You can redirect the standard input and output of a
command with the following syntax statements:
< File |
Opens the specified File (which is first
variable, command, and file name expanded) as the standard input. |
<<Word |
Reads the shell input up to the line that matches the value of the Word variable. The Word variable
is not subjected to variable, file name, or command substitution. Each input
line is compared to the Word variable before any substitutions
are done on the line. Unless a quoting character (\, ", ' or `) appears in the Word variable, the shell performs
variable and command substitution on the intervening lines, allowing the \
character to quote the $, \, and ` characters.

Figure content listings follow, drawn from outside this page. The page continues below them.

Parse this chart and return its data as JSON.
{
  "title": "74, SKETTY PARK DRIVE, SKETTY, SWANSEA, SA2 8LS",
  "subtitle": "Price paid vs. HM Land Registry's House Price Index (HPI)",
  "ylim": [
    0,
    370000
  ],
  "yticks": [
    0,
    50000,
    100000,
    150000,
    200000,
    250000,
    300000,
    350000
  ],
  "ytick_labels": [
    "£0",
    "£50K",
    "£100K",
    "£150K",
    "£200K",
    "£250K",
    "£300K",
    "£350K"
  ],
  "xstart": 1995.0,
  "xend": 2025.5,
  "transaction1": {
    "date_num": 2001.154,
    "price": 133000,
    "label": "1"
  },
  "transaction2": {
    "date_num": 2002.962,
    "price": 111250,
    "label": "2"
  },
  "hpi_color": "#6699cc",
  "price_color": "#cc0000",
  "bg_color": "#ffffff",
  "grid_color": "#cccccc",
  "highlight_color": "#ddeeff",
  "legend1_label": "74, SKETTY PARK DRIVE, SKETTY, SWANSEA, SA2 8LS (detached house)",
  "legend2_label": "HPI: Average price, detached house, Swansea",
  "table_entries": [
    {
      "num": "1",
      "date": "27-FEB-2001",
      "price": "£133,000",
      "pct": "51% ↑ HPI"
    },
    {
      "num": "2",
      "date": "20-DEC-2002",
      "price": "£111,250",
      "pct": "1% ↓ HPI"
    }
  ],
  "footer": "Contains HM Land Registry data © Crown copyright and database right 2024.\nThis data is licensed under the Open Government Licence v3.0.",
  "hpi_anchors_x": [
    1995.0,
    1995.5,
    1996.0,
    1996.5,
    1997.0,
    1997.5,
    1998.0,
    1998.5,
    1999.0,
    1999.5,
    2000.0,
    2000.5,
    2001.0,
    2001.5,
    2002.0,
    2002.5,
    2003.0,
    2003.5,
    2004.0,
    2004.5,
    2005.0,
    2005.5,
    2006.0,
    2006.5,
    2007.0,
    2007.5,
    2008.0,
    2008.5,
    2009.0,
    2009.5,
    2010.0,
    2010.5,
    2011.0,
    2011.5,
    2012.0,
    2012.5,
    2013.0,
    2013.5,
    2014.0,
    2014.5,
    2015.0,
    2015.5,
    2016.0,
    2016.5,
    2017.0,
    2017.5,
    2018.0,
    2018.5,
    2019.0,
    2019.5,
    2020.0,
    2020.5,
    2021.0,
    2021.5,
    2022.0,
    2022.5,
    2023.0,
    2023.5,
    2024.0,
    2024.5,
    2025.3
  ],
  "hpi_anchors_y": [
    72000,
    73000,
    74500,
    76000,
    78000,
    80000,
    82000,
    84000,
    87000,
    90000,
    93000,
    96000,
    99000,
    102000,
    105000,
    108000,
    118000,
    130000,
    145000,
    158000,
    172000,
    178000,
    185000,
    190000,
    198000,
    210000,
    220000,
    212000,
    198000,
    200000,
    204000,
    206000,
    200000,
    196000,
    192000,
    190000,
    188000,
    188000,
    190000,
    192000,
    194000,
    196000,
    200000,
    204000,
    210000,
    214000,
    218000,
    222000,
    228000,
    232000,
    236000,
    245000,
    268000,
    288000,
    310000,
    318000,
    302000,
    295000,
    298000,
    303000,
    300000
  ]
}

Commands that are substituted have all blanks, tabs, and newline characters
preserved, except for the final newline character, which is dropped. The resultant
text is placed in an anonymous temporary file, which is given to the command
as standard input. |
> File
>!File
>& File
>&! File |
Uses the specified File as standard output.
If File does not exist, it is created. If File exists, it is truncated, and its previous contents are lost. If
the noclobber shell variable is set, File must not exist or be a character special file, or an error results.
This helps prevent accidental destruction of files. In this case, use the
forms including an ! to suppress this check. File is
expanded in the same way as < input file names. The form >& redirects
both standard output and standard error to the specified File. The following example shows how to separately redirect standard
output to /dev/tty and standard error to /dev/null. The parentheses are required to allow standard output and
standard error to be separate.
% (find / -name vi -print > /dev/tty) >& /dev/null |
> >File
> >! File
> >& File
> >&! File |
Uses the specified File as standard output
like >, but appends output to the end of File. If the noclobber shell variable is set, an
error results if File does not exist, unless one of
the forms including an ! is given. Otherwise, it is similar to >. |
A command receives the environment in which the shell
was invoked, as changed by the input/output parameters and the presence of
the command as a pipeline. Thus, unlike some previous shells, commands that
run from a shell script do not have access to the text of the commands by
default. Rather, they receive the original standard input of the shell. Use
the << mechanism to present inline data, which allows shell command
files to function as components of pipelines and also lets the shell block
read its input. Note that the default standard input for a command run detached
is not changed to the empty /dev/null file. Rather,
the standard input remains the original standard input of the shell.
To redirect the standard error through a pipe with
the standard output, use the form |& rather than only the |.
Control Flow
The shell contains commands that can be used to regulate
the flow of control in command files (shell scripts) and (in limited but useful
ways) from shell command-line input. These commands all operate by forcing
the shell to repeat, or skip, in its input.
The foreach, switch, and while statements, and the if-then-else form of the if statement, require that the major
keywords appear in a single simple command on an input line.
If the shell input is not searchable, the shell buffers
input whenever a loop is being read and searches the internal buffer to do
the rereading implied by the loop. To the extent that this is allowed, backward gotos succeed on inputs that you cannot search.